Camargo, absorbido por el lote, terminó en la casilla 56, a más de 6 minutos de los mejores. Al excorredor de Colombia Tierra de Atletas al menos le quedó la satisfacción de su segunda fuga, pues ya se había escapado en el Etna, donde tampoco pudo seguirles la rueda a los punteros.

En la general, Camargo marcha en la casilla 49, a 16 minutos de Juan Pedro López, quien retuvo la maglia rosa.
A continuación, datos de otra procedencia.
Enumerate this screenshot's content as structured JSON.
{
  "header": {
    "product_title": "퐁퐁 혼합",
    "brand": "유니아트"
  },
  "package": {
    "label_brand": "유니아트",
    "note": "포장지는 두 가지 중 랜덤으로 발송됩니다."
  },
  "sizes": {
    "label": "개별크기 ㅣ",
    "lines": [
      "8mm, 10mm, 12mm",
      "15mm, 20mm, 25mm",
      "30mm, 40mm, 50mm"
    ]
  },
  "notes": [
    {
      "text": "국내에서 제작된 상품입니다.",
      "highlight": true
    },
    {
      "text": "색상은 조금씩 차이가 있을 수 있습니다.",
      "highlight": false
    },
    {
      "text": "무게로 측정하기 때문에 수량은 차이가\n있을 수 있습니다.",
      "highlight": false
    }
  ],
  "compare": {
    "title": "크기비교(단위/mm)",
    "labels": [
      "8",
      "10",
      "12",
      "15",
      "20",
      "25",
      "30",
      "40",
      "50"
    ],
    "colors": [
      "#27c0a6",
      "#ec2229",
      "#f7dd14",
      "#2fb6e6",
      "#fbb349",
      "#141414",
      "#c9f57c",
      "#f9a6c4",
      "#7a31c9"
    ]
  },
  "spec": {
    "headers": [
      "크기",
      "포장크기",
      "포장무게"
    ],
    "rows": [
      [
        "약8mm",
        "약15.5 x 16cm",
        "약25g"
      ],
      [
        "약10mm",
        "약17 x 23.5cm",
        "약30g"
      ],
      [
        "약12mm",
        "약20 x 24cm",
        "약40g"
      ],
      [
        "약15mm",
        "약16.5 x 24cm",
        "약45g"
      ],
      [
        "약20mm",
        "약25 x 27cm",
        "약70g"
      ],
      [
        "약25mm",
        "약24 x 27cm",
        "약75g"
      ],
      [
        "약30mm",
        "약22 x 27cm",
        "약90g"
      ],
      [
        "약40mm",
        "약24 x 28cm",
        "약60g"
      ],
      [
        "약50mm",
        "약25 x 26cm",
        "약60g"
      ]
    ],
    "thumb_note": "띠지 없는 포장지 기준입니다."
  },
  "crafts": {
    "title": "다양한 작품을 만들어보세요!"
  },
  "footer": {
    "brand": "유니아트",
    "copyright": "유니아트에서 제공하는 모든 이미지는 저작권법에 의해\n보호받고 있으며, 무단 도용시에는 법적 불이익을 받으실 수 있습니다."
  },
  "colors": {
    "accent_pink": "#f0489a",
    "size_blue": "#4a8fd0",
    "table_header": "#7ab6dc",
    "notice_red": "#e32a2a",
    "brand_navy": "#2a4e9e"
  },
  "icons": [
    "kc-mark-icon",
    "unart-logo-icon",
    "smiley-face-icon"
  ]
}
Mañana, el Giro visitará Napoles, la tierra consagrada a Maradona. La Capital del Sur será escenario de un circuito de 149 kilómetros, que atravesará los Campos Flégreos. En Bacoli, en cambio, el pelotón abordará cuatro vueltas al circuito del Monte di Procida, de 19 km.

El circuito será bastante duro y quizás tenga incidencia en la general individual.

La semana se cerrará este domingo, con la mítica subida al Blockhaus, pico sobresaliente de los Apeninos, es la primera cita con la alta montaña y Colombia ya plantó bandera en esa montaña, con Nairo Quintana en 2017.